Régulièrement, les Autres déposent les oeufs clonés de leur corps dans ces alvéoles et les plongent dans un liquide nourricier qui les maintient en vie jusqu’à terme. Au bout des neuf mois de gestation extra-utérine, ils transfèrent ces clones " bébés " dans des cuves exactement semblables à celles dont on vous a extraits, plongés dans du liquide respirable et branché sur leur ordinateur producteur de rêve.

Ces cuves sont dans différentes salles ou clonerie. Tous les clones d’une même salle sont au même stade de développement.

Les clones alphas sont les clones arrivés à maturation qu’ils utiliseront pour leur prochain " transfert ". Les clones bêtas sont les futurs alphas.

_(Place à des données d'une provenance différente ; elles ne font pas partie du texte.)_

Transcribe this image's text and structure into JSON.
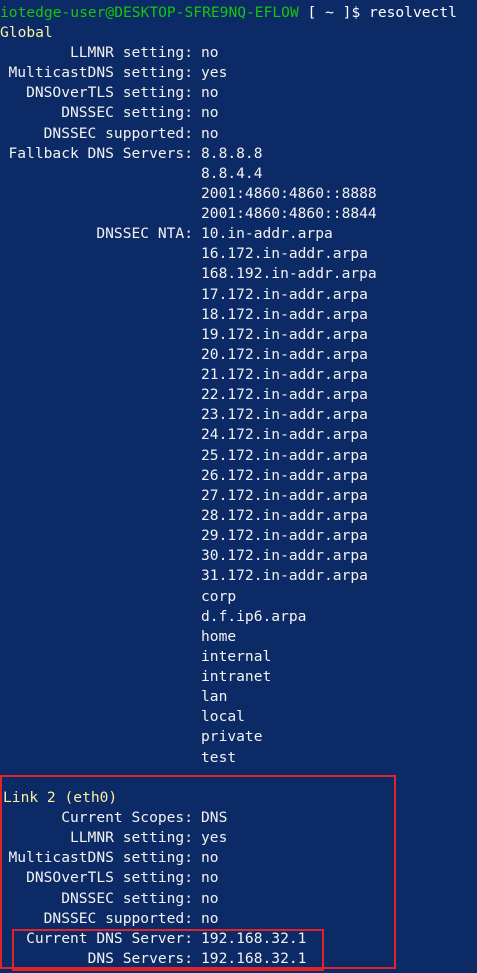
{
  "terminal": {
    "prompt": {
      "user_host": "iotedge-user@DESKTOP-SFRE9NQ-EFLOW",
      "path": " [ ~ ]$ ",
      "command": "resolvectl"
    },
    "global": {
      "header": "Global",
      "settings": [
        {
          "key": "LLMNR setting:",
          "value": "no"
        },
        {
          "key": "MulticastDNS setting:",
          "value": "yes"
        },
        {
          "key": "DNSOverTLS setting:",
          "value": "no"
        },
        {
          "key": "DNSSEC setting:",
          "value": "no"
        },
        {
          "key": "DNSSEC supported:",
          "value": "no"
        },
        {
          "key": "Fallback DNS Servers:",
          "value": "8.8.8.8"
        },
        {
          "key": "",
          "value": "8.8.4.4"
        },
        {
          "key": "",
          "value": "2001:4860:4860::8888"
        },
        {
          "key": "",
          "value": "2001:4860:4860::8844"
        },
        {
          "key": "DNSSEC NTA:",
          "value": "10.in-addr.arpa"
        },
        {
          "key": "",
          "value": "16.172.in-addr.arpa"
        },
        {
          "key": "",
          "value": "168.192.in-addr.arpa"
        },
        {
          "key": "",
          "value": "17.172.in-addr.arpa"
        },
        {
          "key": "",
          "value": "18.172.in-addr.arpa"
        },
        {
          "key": "",
          "value": "19.172.in-addr.arpa"
        },
        {
          "key": "",
          "value": "20.172.in-addr.arpa"
        },
        {
          "key": "",
          "value": "21.172.in-addr.arpa"
        },
        {
          "key": "",
          "value": "22.172.in-addr.arpa"
        },
        {
          "key": "",
          "value": "23.172.in-addr.arpa"
        },
        {
          "key": "",
          "value": "24.172.in-addr.arpa"
        },
        {
          "key": "",
          "value": "25.172.in-addr.arpa"
        },
        {
          "key": "",
          "value": "26.172.in-addr.arpa"
        },
        {
          "key": "",
          "value": "27.172.in-addr.arpa"
        },
        {
          "key": "",
          "value": "28.172.in-addr.arpa"
        },
        {
          "key": "",
          "value": "29.172.in-addr.arpa"
        },
        {
          "key": "",
          "value": "30.172.in-addr.arpa"
        },
        {
          "key": "",
          "value": "31.172.in-addr.arpa"
        },
        {
          "key": "",
          "value": "corp"
        },
        {
          "key": "",
          "value": "d.f.ip6.arpa"
        },
        {
          "key": "",
          "value": "home"
        },
        {
          "key": "",
          "value": "internal"
        },
        {
          "key": "",
          "value": "intranet"
        },
        {
          "key": "",
          "value": "lan"
        },
        {
          "key": "",
          "value": "local"
        },
        {
          "key": "",
          "value": "private"
        },
        {
          "key": "",
          "value": "test"
        }
      ]
    },
    "link": {
      "header": "Link 2 (eth0)",
      "settings": [
        {
          "key": "Current Scopes:",
          "value": "DNS"
        },
        {
          "key": "LLMNR setting:",
          "value": "yes"
        },
        {
          "key": "MulticastDNS setting:",
          "value": "no"
        },
        {
          "key": "DNSOverTLS setting:",
          "value": "no"
        },
        {
          "key": "DNSSEC setting:",
          "value": "no"
        },
        {
          "key": "DNSSEC supported:",
          "value": "no"
        },
        {
          "key": "Current DNS Server:",
          "value": "192.168.32.1"
        },
        {
          "key": "DNS Servers:",
          "value": "192.168.32.1"
        }
      ]
    },
    "colors": {
      "background": "#0c2a66",
      "text": "#f2f2f2",
      "prompt_user": "#16c60c",
      "header": "#f9f1a5",
      "highlight_border": "#e0242c"
    }
  }
}
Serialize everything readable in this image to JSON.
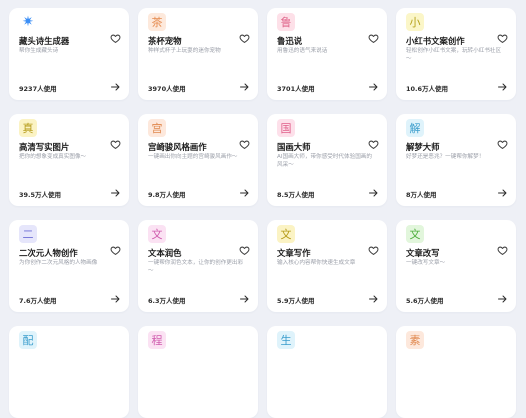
{
  "cards": [
    {
      "icon": "✷",
      "title": "藏头诗生成器",
      "desc": "帮你生成藏头诗",
      "usage": "9237人使用",
      "icon_bg": "#ffffff",
      "icon_color": "#3a8ef6",
      "icon_name": "sparkle-icon"
    },
    {
      "icon": "茶",
      "title": "茶杯宠物",
      "desc": "种样式杯子上玩耍的迷你宠物",
      "usage": "3970人使用",
      "icon_bg": "#fde9dc",
      "icon_color": "#e58a4e",
      "icon_name": "tea-char-icon"
    },
    {
      "icon": "鲁",
      "title": "鲁迅说",
      "desc": "用鲁迅的语气来说话",
      "usage": "3701人使用",
      "icon_bg": "#fde0e8",
      "icon_color": "#e0658a",
      "icon_name": "lu-char-icon"
    },
    {
      "icon": "小",
      "title": "小红书文案创作",
      "desc": "轻松创作小红书文案，玩转小红书社区～",
      "usage": "10.6万人使用",
      "icon_bg": "#fbf6c8",
      "icon_color": "#b6a21c",
      "icon_name": "xiao-char-icon"
    },
    {
      "icon": "真",
      "title": "高清写实图片",
      "desc": "把你的想象变成真实图像～",
      "usage": "39.5万人使用",
      "icon_bg": "#fbf3c4",
      "icon_color": "#b59b19",
      "icon_name": "zhen-char-icon"
    },
    {
      "icon": "宫",
      "title": "宫崎骏风格画作",
      "desc": "一键画出你向主题的宫崎骏风画作～",
      "usage": "9.8万人使用",
      "icon_bg": "#fde8dc",
      "icon_color": "#e0874d",
      "icon_name": "gong-char-icon"
    },
    {
      "icon": "国",
      "title": "国画大师",
      "desc": "AI国画大师，带你感受时代体验国画的风采～",
      "usage": "8.5万人使用",
      "icon_bg": "#fde0ea",
      "icon_color": "#e05f8a",
      "icon_name": "guo-char-icon"
    },
    {
      "icon": "解",
      "title": "解梦大师",
      "desc": "好梦还是恶兆？一键帮你解梦！",
      "usage": "8万人使用",
      "icon_bg": "#dff3fb",
      "icon_color": "#3a9dcc",
      "icon_name": "jie-char-icon"
    },
    {
      "icon": "二",
      "title": "二次元人物创作",
      "desc": "为你创作二次元风格的人物画像",
      "usage": "7.6万人使用",
      "icon_bg": "#e6e6fb",
      "icon_color": "#6f6fd6",
      "icon_name": "er-char-icon"
    },
    {
      "icon": "文",
      "title": "文本润色",
      "desc": "一键帮你润色文本，让你的创作更出彩～",
      "usage": "6.3万人使用",
      "icon_bg": "#fbe2f3",
      "icon_color": "#cf5cae",
      "icon_name": "wen-char-icon"
    },
    {
      "icon": "文",
      "title": "文章写作",
      "desc": "输入核心内容帮你快速生成文章",
      "usage": "5.9万人使用",
      "icon_bg": "#fbf3c4",
      "icon_color": "#b59b19",
      "icon_name": "wen-char-icon"
    },
    {
      "icon": "文",
      "title": "文章改写",
      "desc": "一键改写文章～",
      "usage": "5.6万人使用",
      "icon_bg": "#e2f6dc",
      "icon_color": "#4fae3d",
      "icon_name": "wen-char-icon"
    },
    {
      "icon": "配",
      "title": "",
      "desc": "",
      "usage": "",
      "icon_bg": "#dff3fb",
      "icon_color": "#3a9dcc",
      "icon_name": "pei-char-icon"
    },
    {
      "icon": "程",
      "title": "",
      "desc": "",
      "usage": "",
      "icon_bg": "#fbe2f3",
      "icon_color": "#cf5cae",
      "icon_name": "cheng-char-icon"
    },
    {
      "icon": "生",
      "title": "",
      "desc": "",
      "usage": "",
      "icon_bg": "#dff3fb",
      "icon_color": "#3a9dcc",
      "icon_name": "sheng-char-icon"
    },
    {
      "icon": "素",
      "title": "",
      "desc": "",
      "usage": "",
      "icon_bg": "#fde8dc",
      "icon_color": "#e0874d",
      "icon_name": "su-char-icon"
    }
  ]
}
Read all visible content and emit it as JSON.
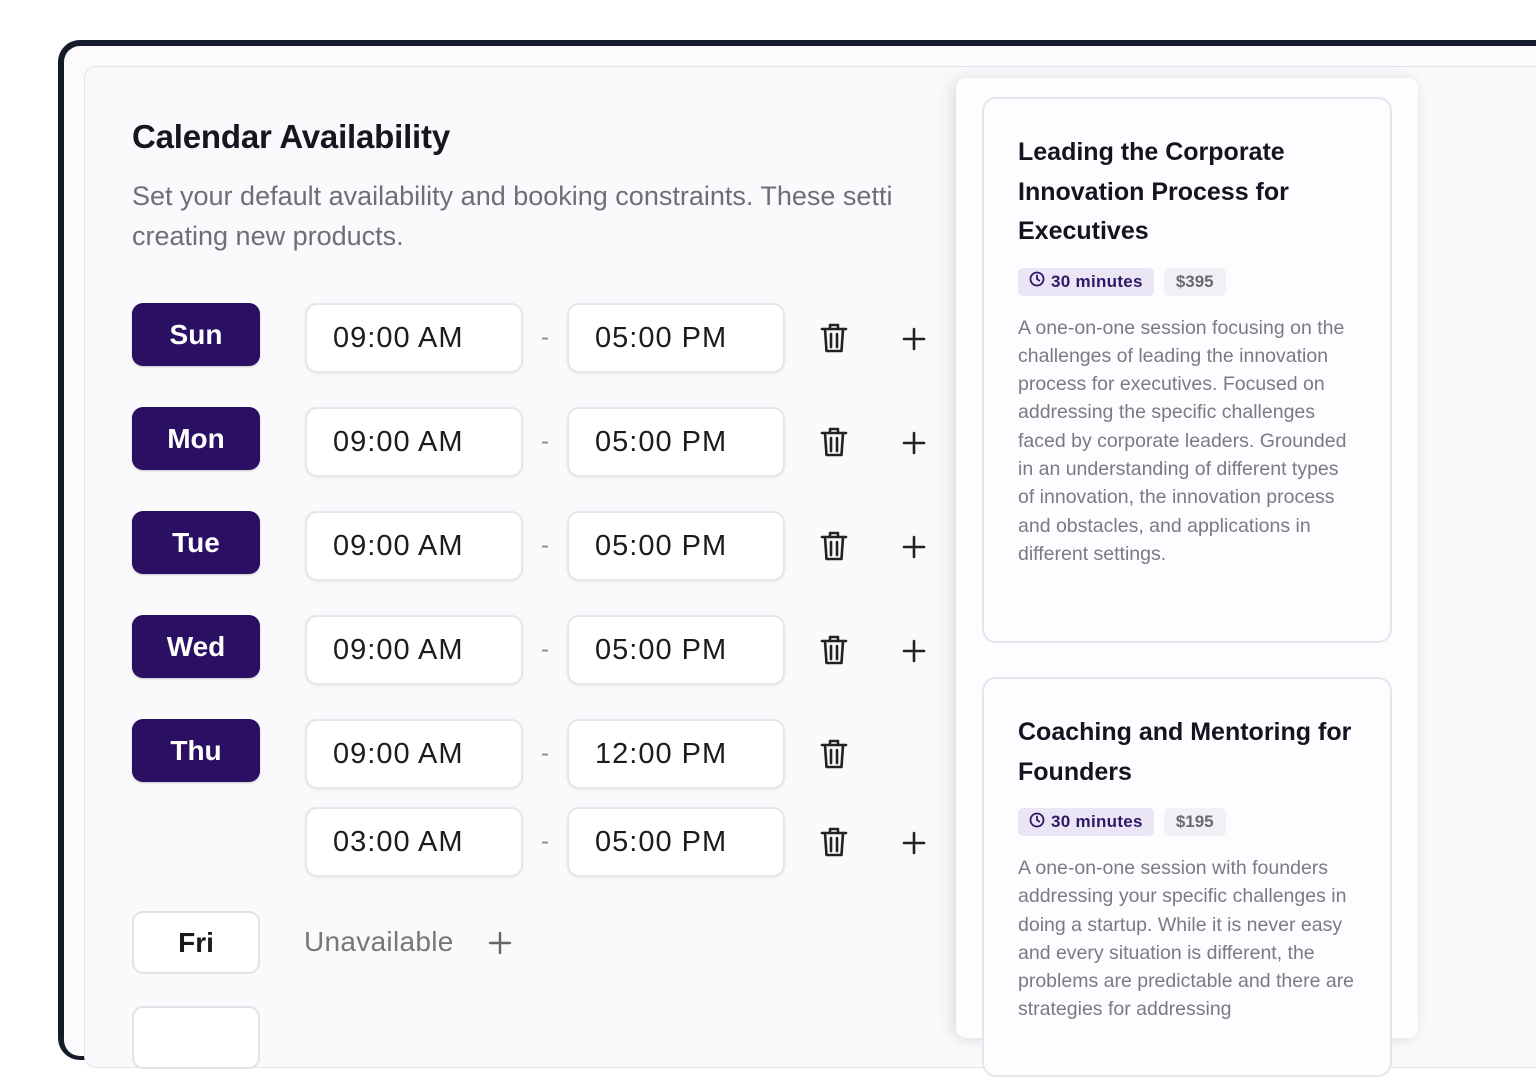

Viennent ensuite les gammas, etc.

Comme Seth et Héléna, je suis une des dernières clones alphas vivant dans le vaisseau qui ne soit pas encore passé à trépas, au combat ou sur le billard du psycho-greffeur. Les autres clones alphas sont tous sans exception, soit incarnés par les Origes, soit morts dans les derniers combats qui ont eu lieu entre clones et Origes.

Je vais vous expliquer l’origine de ces combats plus tard. Sachez que le dernier fut terrible. Seth, Héléna, Angus, Aurore et moi en sommes les seuls survivants. Heureusement que tous les clones n’y ont pas participés. Angus et Aurore sont comme vous de la deuxième génération…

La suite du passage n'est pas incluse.